La favola del sordomuto che fu miracolato nell'anno di grazia 1266
 

(Le dit du sourd et muet qui fuit miraculé en l'an de grâce 1266). È l'ultima opera di fantasia composta, in francese falso antico, da Gabriele D'Annunzio; usci nel 1936. Scritta subito dopo il messaggio "Ai buoni cavalieri latini di Francia e d'Italia", poi compreso nel volume Teneo te Africa, più che lo spunto (ch'era poi quello della "Confessione dell'ingrato" che si legge nell'edizione 1932 del Sudore di sangue, cioè l'accorato rinfacciare alla Francia la sua ingiustizia verso l'Italia al tempo delle sanzioni), ne riprende addirittura il testo: la rievocazione, come antico vanto d'amore, degli studi di filologia romanza negli anni universitari di Roma, e la finzione capricciosa ed erudita di esser egli stato in Francia con Brunetto Latini, e di sordomuto che era aver acquistato la favella (francese) vedendo piangere il re Luigi nella Santa Cappella.
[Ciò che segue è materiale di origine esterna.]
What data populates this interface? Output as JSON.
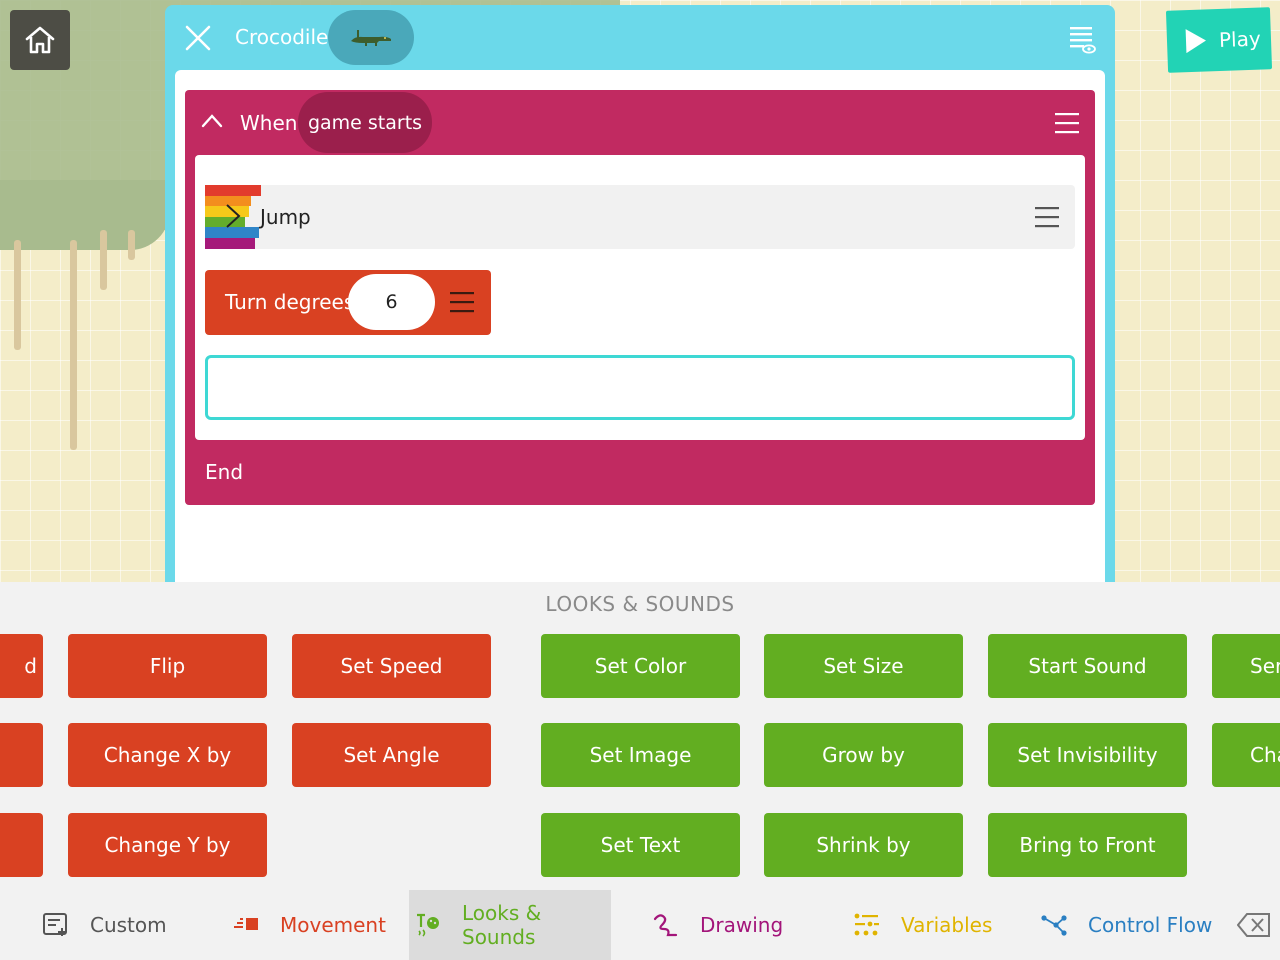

La nuova opera comincia qui, lasciando appena accennata, di quel messaggio, l'occasione politica, e forzando invece la trovata fantastica a tutti gli effetti che comportava, col seguito delle straordinarie avventure del giovine miracolato, prima guerriero crociato con Guglielmo d'Orange, poi errante cavaliere d'amore. Il gusto del linguaggio fittizio, del "falso antico", predomina nella falsissima prosa, non come il linguaggio cruschevole del Secondo amante di Lucrezia Buti, sì però come nella Vita di Cola di Rienzo. Minore e fiacca opera dunque, in ragione di quella inaderenza che l'uso poetizzatore del "falso antico" fa più visibile. Non però che esso linguaggio, per il gusto decorativo da cui nasce ancora una volta come nel Martirio di S. Sebastiano e negli altri scritti in francese, non aiuti talvolta, anziché spegnere, ciò che dell'antico D'Annunzio si intravede nell'opera: qualche tocco di paesaggio tremulo, qualche nuova immagine della Duse, fremiti e brividi; e anche il senso di esaltazione del miracolato, lo sguardo triste e severo di Guglielmo sul giovinetto smanioso, il cavalcare di costui verso lontane avventure: anche ciò, insomma, da cui propriamente nacque quest'ultima fantasia dello stanco poeta.